Amarin also sets forth several important caveats that clarify the limits on claims that off-label promotion is protected under the First Amendment.  First, the court noted that, "Caronia does not limit the Government’s ability to use promotional speech to establish intent in a misbranding action with a proper actus reus."  Id. at 52.  For example, the court explained, truthful speech could be evidence of intent to promote off-label use when a manufacturer also "paid doctors money or bought them resort vacations."  Id.  In such circumstances, the Amarin court suggested, the government could bring a misbranding action based on the actus reus of the payments.  In addition, the court highlighted that the First Amendment does not protect false or misleading commercial speech and that it protects expression, not conduct.  Thus, "[a] manufacturer that engages in non-communicative activities to promote off-label use cannot use the First Amendment as a shield."  Id.

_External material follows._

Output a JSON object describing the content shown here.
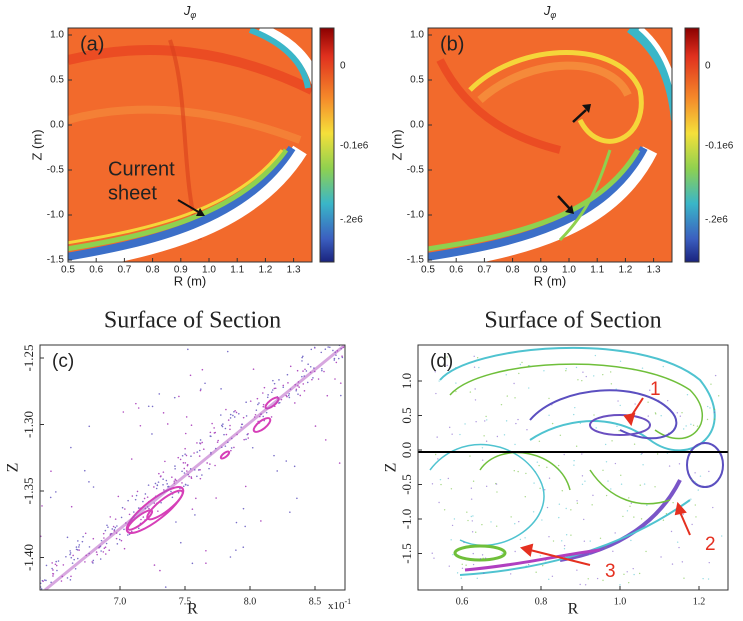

The court also offered advice for manufacturers.  Although FDA "cannot require a manufacturer to choreograph its truthful promotional speech to conform to the agency’s specifications," the court urged manufacturers to heed the "practical wisdom" contained in "much of the FDA guidance, including that a manufacturer vet and script in advance its statements about a drug’s off-label use" and consider consulting with FDA before promoting off-label use.  Id. at 53.  The court cautioned that companies have a continuing responsibility to ensure that their communications remain truthful and non-misleading:  "A statement that is fair and balanced today may become incomplete or otherwise misleading in the future as new studies are done and new data is acquired."  Id. at 66.

III.    Conclusion

For decades, FDA has stood firm on its view that off-label promotion violates the FDCA.  Despite token gestures toward free speech–e.g., guidance on the distribution of scientific and medical publications–FDA’s stance has shifted only negligibly in the past decade.  Although Caronia and Amarin are unlikely to compel swift, significant change–and the reach of those cases is formally limited to courts within the Second Circuit–it is clear that the pressure on FDA is mounting.  As FDA considers new guidance that it has promised to issue in the near future regarding off-label promotion, Amarin should ensure that First Amendment considerations will remain in the forefront.  In the meantime, as Amarin progresses toward a potential appeal, other life sciences companies like Amarin will surely push the courts to follow the trail blazed by the courts of the Second Circuit.